Le 21 juin 1630, vers les quatre heures et demie du matin, une femme de petite condition, nommée Caterina Rosa, se trouvait par hasard à une fenêtre d’une arcade qui existait alors à l’entrée de la rue de la Vetra de’ Cittadini, du côté qui donne sur le cours de la Porte du Tessin, presque en face des colonnes de San Lorenzo. Cette femme vit s’avancer un homme vêtu d’une cape noire, ayant son chapeau sur les yeux, et dans une main un papier « sur lequel, dit-elle dans sa déposition, il appuyait l’autre comme pour écrire ». Elle l’aperçut qui, à l’entrée de la rue, « s’approchait le long des maisons qui sont tout de suite après qu’on a tourné le coin et qui, de distance en distance, traînait ses mains sur le mur. Alors, ajoute-t-elle, il me vint à l’idée si par hasard ce ne serait pas un de ceux qui, ces jours passés, mettaient quelque chose après les murailles. » Agitée d’un tel soupçon, elle passa dans une autre chambre qui regardait la rue dans sa longueur, pour ne pas perdre de vue l’inconnu qui allait toujours son chemin : « et je vis, dit-elle, qu’il avait encore ses mains sur la muraille dont j’ai parlé ».

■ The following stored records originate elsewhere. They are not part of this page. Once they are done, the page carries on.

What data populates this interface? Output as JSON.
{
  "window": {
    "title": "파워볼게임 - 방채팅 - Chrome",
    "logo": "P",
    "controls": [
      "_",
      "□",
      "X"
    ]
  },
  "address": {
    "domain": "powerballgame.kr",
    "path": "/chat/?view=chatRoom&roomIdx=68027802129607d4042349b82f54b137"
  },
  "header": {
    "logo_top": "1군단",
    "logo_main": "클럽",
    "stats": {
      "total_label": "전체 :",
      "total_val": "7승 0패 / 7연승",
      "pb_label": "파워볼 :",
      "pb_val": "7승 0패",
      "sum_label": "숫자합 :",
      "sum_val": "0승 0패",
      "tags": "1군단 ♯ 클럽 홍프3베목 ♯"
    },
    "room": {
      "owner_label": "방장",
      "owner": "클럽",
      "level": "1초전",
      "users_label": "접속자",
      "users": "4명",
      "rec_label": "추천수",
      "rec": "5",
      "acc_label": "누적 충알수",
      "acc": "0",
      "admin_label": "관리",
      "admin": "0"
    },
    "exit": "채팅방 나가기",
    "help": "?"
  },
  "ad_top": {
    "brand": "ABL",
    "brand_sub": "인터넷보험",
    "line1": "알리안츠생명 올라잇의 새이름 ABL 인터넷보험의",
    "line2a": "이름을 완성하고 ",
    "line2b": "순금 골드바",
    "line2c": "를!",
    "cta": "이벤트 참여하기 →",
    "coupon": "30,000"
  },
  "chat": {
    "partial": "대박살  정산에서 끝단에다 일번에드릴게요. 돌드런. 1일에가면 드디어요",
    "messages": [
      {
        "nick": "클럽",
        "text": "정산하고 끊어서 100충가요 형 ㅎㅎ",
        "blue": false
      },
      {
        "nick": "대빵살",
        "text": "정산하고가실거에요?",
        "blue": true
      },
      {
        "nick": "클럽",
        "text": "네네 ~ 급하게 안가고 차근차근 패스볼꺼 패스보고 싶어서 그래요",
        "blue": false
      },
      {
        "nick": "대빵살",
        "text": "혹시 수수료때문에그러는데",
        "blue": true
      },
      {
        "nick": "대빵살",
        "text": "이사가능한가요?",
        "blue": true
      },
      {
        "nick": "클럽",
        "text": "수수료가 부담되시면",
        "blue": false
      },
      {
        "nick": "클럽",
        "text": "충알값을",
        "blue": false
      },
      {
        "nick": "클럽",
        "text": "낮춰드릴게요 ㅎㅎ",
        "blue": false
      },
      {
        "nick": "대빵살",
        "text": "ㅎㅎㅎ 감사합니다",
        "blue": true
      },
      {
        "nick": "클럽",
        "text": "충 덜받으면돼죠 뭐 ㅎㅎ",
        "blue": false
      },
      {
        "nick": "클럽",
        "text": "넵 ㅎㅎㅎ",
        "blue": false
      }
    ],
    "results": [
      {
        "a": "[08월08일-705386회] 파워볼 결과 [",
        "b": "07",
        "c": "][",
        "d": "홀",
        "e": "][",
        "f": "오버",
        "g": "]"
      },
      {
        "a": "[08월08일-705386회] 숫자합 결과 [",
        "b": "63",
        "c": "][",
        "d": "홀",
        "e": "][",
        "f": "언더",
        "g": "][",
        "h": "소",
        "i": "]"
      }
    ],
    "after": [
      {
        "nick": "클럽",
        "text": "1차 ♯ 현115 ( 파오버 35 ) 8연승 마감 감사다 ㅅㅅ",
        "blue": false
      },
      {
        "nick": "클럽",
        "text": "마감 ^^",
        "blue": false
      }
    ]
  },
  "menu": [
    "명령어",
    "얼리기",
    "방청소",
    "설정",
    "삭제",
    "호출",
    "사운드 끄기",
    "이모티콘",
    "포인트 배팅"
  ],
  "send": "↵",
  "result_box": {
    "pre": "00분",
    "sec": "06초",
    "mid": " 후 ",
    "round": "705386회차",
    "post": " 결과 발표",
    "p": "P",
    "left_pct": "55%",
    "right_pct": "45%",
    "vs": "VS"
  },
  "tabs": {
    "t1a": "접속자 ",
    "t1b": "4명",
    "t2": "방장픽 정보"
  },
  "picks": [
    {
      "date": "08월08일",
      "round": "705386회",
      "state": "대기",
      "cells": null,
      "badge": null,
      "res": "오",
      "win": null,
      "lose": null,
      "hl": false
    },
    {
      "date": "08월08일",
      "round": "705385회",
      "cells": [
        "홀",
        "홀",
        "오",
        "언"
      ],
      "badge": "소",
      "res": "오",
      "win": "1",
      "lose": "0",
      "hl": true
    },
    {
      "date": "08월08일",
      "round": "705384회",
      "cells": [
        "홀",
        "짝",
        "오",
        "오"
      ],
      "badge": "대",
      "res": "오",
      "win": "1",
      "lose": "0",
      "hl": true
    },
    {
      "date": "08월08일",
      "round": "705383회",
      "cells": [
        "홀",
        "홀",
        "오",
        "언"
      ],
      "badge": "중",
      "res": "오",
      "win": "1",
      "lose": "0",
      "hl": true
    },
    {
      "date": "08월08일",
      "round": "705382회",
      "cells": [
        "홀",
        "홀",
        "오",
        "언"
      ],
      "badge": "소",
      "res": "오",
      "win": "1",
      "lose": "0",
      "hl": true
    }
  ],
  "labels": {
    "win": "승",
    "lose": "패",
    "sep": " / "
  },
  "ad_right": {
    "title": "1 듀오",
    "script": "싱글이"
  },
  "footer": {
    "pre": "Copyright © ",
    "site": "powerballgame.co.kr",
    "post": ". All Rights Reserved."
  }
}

Les juges qui, à Milan, en 1630, condamnèrent aux supplices les plus atroces quelques individus accusés d’avoir propagé la peste, à l’aide de certaines inventions non moins stupides qu’elles étaient horribles, crurent avoir fait une chose tellement digne de mémoire que, dans la sentence même, après avoir ordonné, par surcroît de châtiments, la démolition du logis d’un de ces malheureux, ils décrétèrent encore que, sur l’emplacement de cette maison, serait élevée une colonne qu’on appellerait la Colonne infâme, avec une inscription chargée de transmettre à la postérité, avec la connaissance du crime, le souvenir de la peine. En quoi ils ne se trompèrent pas. Ce fut là, sans nul doute, un jugement mémorable.